Estar no meio do oceano, dentro de um navio, é estar submetido aos caprichos da natureza ou a perigos desconhecidos. No entanto, o inimigo pode estar dentro da própria embarcação, convivendo ao lado dos marujos, e pode ser tão terrível quanto os segredos que moram no fundo das águas. Esta é a premissa de O jovem oficial, livro de Michel Henry (1922-2002), escritor e filósofo que, na tradição da escola filosófica francesa da qual fazem parte expoentes como Jean-Paul Sartre, Albert Camus e Simone de Beauvoir, transporta questões e dúvidas existenciais para dentro da ficção.

Em poucas palavras, a história pode soar banal: um Jovem Oficial, no seu primeiro serviço como membro da tripulação, recebe a incumbência de acabar com os ratos do navio. Ao transferir esta responsabilidade, o Comandante salienta a importância da tarefa, dando carta branca ao subordinado. Após muita reflexão, ele sugere um plano de extermínio, o qual será executado, com consequências imprevisíveis. Como toda alegoria, os personagens não são nominados. Tal recurso possibilita que as relações expostas no livro possam ser aplicadas em qualquer situação cotidiana.

Apesar da ausência de divisão formal em capítulos ou temas, o livro é constituído por três momentos decisivos: no primeiro, o Comandante, através de uma longa exposição, demonstra para o Jovem Oficial a importância da tarefa que lhe está sendo confiada, empregando argumentos convincentes para que ele não se sinta desmotivado ou humilhado, uma vez que irá caçar ratos, algo pouco glamouroso no meio marítimo. No segundo momento, o Jovem Oficial dedica-se à reflexão sobre os motivos que lhe levaram a ser escolhido para a tarefa de matar os ratos, assim como entrevista outros membros da tripulação e passa longas horas refletindo diante do oceano. No terceiro e último momento, o número de ratos cresce de forma assustadora, levando o Jovem Oficial a expor o plano que até então esboçara, o qual é imediatamente executado pelo Comandante.

Por ser um livro em que a ideia é mais importante do que a ação, os personagens pouco se movimentam. Não existe nenhum drama ou fato que impulsione as rodas ficcionais.

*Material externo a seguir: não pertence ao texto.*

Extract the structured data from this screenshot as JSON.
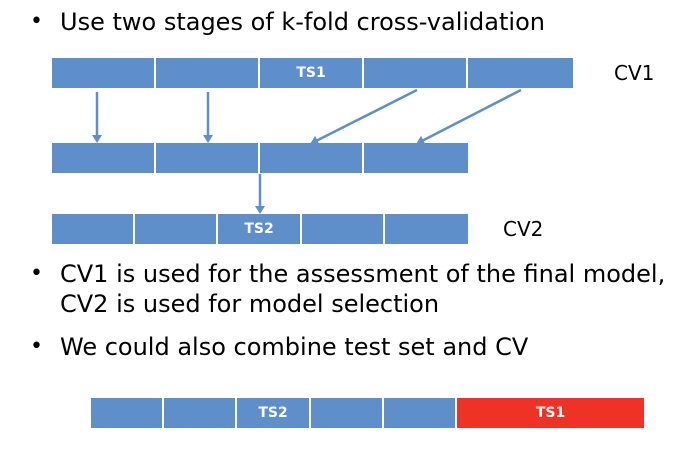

No entanto, as reflexões são intensas e elaboradas. A simplicidade aparente da história esconde uma série de armadilhas. O leitor precisa se enrodilhar nos pensamentos dos personagens, entendendo os pontos de vista e os questionamentos que surgem de cada ideia. O jovem oficial é um livro que se deve sorver lentamente e com extrema atenção, uma vez que as linhas argumentativas são mais importantes do que a história em si. Algumas pessoas podem se afastar da leitura, pois ela demanda muito mais cuidado do que uma obra ficcional comum. Aqueles que persistirem neste esforço serão recompensados por exercícios retóricos e de argumentação realmente impressionantes. Não basta explicar as ideias, elas precisam ser motivadas. Neste afã, os argumentos contrários à exposição do raciocínio são apresentados, discutidos e depois destruídos de forma lógica.

-- O autor --

Em um mundo cada vez mais acostumado a seguir ordens, soa estranha e longínqua uma época em que as pessoas, antes de obedecer determinações, precisavam preocupar-se com a argumentação e a retórica que as embasavam. Na Antiguidade clássica, tal discussão normalmente era realizada por agentes políticos. No entanto, o mundo atual carece de argumentos convincentes ou a capacidade de discutir fatos com profundidade, e a política deixou de atrair os grandes debatedores e luminares intelectuais. Estamos mais acostumados a obedecer do que a discutir, e o livro de Michel Henry lembra a época em que as pessoas debatiam de forma exaustiva antes de ordenar.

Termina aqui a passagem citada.